Соня взяла первый перстень, надела на пальчик, повертела перед зеркалом, перед глазами. Сняла его, стала мерить второй. Краем глаза заметила, что продавец, занимаясь семейной парой, держит ее в поле зрения. Померив третий, высокомерно попросила:
— Когда пан Соломон освободится, я бы хотела посмотреть еще кое-что.
— Пару секунд, пани.
Соня отодвинула от себя перстни, принялась скучающе изучать другие украшения, выставленные в лавчонке. Капризная пани стала громко отчитывать вконец растерявшегося мужа:
— Больше я никуда не пойду с тобой! Вечно ты молчишь и жадничаешь! Я женщина, мне надо выглядеть хорошо! Тебе не должно быть стыдно выходить со мной в общество!
Муж молчал и потел. Наконец они ушли, так ничего и не купив. Продавец вернулся к молодой симпатичной девочке:
— Сколько вам лет, прелестница?
— Шестнадцать, — соврала Соня.
— Уже шестнадцать? — искренне удивился Соломон. — У панночки есть жених?
— Жениха нет, — улыбнулась в ответ Соня.
— Нет — так будет, — обрадовано растопырил пальцы продавец. — У меня для вас есть исключительная пара — это мой сын Мойша. Я обязательно вас с ним познакомлю! Вы ведь тоже иудейка?
— Разве не видно? — продолжала улыбаться Соня и попросила: — Эти перстни не убирайте, я еще не выбрала. Но я бы желала посмотреть вот эти четыре.
— У вас отличный вкус, панночка.
Соломон стал суетливо доставать из ящичка указанные перстни, а в это время в лавку вошли две шумные семейные пары.
— О боже! — обрадовано закричал продавец, увидев их. — Кто пожаловал в мою бедную лавочку! Неужели такие уважаемые люди оказали честь скромному Соломону?!

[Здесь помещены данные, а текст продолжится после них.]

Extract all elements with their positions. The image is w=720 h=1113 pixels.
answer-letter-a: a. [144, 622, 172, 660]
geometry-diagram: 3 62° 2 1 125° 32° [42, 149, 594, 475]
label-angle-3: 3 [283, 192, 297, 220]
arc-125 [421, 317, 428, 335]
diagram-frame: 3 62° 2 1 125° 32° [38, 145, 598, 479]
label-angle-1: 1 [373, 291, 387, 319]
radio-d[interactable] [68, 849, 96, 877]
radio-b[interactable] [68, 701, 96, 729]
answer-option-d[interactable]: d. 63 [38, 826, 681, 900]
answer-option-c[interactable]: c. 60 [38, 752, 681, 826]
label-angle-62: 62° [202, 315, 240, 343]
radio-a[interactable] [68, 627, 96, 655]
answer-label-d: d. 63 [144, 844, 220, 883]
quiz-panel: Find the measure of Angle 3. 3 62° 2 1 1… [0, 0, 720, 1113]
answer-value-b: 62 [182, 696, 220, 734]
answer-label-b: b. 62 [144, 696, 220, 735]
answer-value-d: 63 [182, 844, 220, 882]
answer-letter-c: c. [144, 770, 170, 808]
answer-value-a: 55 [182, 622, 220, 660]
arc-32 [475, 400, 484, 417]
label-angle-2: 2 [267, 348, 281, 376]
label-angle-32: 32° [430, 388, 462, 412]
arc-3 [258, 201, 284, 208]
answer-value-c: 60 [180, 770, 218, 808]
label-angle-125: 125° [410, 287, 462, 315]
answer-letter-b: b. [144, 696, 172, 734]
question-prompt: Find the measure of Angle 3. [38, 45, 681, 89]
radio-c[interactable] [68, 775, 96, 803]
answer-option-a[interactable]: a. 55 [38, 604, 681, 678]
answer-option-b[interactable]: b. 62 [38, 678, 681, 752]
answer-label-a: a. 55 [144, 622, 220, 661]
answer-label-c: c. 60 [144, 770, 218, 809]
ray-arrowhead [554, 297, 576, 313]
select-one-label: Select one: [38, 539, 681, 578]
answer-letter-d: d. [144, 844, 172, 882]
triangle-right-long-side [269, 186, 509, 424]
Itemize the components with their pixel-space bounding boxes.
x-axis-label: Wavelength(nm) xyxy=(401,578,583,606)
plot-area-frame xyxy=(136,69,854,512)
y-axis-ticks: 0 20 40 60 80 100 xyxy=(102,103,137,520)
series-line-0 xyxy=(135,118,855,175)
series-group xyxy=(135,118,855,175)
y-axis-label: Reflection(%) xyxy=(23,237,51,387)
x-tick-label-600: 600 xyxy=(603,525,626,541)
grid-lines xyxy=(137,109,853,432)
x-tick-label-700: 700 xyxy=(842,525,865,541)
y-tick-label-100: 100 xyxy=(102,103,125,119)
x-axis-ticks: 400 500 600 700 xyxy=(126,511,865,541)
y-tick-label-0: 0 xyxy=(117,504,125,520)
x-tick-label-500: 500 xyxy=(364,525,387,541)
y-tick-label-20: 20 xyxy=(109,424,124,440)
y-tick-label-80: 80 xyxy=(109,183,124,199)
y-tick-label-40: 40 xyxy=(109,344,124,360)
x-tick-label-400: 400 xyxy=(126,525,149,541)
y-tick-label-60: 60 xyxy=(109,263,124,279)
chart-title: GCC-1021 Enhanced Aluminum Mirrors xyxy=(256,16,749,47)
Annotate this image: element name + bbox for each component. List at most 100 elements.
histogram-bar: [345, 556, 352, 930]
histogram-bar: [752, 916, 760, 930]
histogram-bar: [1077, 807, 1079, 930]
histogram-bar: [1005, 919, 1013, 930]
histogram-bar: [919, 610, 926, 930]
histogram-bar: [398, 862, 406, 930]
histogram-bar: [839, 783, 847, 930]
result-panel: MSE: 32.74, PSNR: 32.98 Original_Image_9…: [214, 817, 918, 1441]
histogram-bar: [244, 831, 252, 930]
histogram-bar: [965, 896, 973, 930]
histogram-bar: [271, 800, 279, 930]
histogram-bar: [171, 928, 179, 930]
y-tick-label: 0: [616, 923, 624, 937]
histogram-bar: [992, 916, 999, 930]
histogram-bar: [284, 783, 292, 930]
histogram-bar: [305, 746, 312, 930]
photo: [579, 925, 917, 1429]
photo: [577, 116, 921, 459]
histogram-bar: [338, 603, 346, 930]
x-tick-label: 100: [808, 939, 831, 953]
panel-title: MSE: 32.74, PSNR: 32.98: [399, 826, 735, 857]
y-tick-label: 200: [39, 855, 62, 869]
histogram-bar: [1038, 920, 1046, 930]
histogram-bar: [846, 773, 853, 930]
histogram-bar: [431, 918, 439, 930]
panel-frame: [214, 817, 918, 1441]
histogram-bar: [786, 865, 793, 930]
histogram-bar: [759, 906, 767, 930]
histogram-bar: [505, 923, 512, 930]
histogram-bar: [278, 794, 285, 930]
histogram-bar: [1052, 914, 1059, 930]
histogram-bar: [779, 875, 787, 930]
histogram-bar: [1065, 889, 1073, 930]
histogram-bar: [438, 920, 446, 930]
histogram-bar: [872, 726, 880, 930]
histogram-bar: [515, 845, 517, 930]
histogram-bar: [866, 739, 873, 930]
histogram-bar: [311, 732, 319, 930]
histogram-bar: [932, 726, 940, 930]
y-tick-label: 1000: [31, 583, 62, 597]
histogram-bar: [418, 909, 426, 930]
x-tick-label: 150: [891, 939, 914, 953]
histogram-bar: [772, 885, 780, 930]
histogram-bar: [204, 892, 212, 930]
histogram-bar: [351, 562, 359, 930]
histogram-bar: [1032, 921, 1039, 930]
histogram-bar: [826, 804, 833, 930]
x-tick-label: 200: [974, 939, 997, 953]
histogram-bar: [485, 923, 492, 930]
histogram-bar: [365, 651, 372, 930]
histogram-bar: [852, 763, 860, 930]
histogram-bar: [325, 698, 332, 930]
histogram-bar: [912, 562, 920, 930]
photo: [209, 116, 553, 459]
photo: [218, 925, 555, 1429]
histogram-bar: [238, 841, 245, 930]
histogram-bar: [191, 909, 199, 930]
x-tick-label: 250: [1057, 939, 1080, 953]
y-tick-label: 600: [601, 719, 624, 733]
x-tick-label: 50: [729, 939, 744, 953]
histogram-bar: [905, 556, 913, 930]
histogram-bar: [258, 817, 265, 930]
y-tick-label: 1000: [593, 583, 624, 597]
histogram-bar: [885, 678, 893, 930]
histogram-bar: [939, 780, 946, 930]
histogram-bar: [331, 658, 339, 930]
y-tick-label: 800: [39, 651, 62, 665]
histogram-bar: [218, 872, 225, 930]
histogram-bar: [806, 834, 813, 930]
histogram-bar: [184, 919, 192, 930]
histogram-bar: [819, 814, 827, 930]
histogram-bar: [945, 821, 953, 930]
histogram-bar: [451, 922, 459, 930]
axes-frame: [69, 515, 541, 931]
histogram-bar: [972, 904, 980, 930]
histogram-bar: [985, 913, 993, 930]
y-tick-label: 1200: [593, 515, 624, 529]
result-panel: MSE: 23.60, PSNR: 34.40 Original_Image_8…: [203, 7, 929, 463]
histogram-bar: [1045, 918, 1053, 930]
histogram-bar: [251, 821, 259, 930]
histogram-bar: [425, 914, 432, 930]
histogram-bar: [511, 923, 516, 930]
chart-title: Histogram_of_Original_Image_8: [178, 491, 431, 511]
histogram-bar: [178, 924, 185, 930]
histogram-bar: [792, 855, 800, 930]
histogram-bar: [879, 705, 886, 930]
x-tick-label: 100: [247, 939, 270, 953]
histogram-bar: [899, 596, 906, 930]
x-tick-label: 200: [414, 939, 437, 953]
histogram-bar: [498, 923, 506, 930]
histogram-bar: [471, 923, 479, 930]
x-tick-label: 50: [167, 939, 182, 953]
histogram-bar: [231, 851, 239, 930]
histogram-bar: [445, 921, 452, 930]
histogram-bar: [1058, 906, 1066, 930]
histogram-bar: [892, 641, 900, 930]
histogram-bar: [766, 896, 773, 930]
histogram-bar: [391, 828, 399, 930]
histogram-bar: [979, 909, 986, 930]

Продавец и гости стали обниматься и здороваться. Соня, перебирая перегни, незаметно бросила один из них в карман своей широкой юбки и повернулась к продавцу:
— Простите, пан Соломон, если позволите, я приду к вам в следующий раз. Глаза разбегаются, поэтому нужно посоветоваться с любимой мамочкой.
— Конечно, прелесть моя! — запричитал Соломон, сгребая перстни в ящичек. — В любой день, как только пожелаете. Вас буду ждать не только я, но и мой сын Мойша!
— Большое спасибо, пан Соломон, — с достоинством кивнула Соня и, покидая лавчонку, озорно подмигнула: — Привет Мойше!
Соня вбежала в прихожую дома и успела мельком увидеть незнакомого грузного мужчину лет сорока пяти в черной тройке, пьющего в гостиной чай из блюдечка. Фейга быстро оставила гостя и устремилась за Соней. Она взяла сестру за руку и потащила в соседнюю комнату.
— Это барон Лощинский, — зашептала она в самое ухо. — Богатый, интересный, не жадный. Ступай к нему и пококетничай.
Соня с недоумением смотрела на Фейгу.
— Зачем?
— Затем, что хватит сидеть на моей шее. Пококетничай, поулыбайся, дай потрогать за задницу. Он любит это.
Соня резко отодвинулась от сестры.
— С ума сошла! Он же противный!
Та перехватила ее за руку, крепко сжала кисть.
— Слушай, что я говорю. Отец умер, пора помогать семье. Пошла! — и резко подтолкнула в спину.
Сестры вернулись в гостиную, где находился барон. Соня остановилась напротив, уставилась на него нагло и с откровенной издевкой.
Тот отодвинул блюдечко, восторженно развел толстыми короткими ручками.
— Какая маленькая прелесть! — Он перевел взгляд на Фейгу. — Так это и есть ваша сестра, о которой говорят все соседи?
— Да, это моя сестра Шейндля, наша гордость, — кивнула Фейга.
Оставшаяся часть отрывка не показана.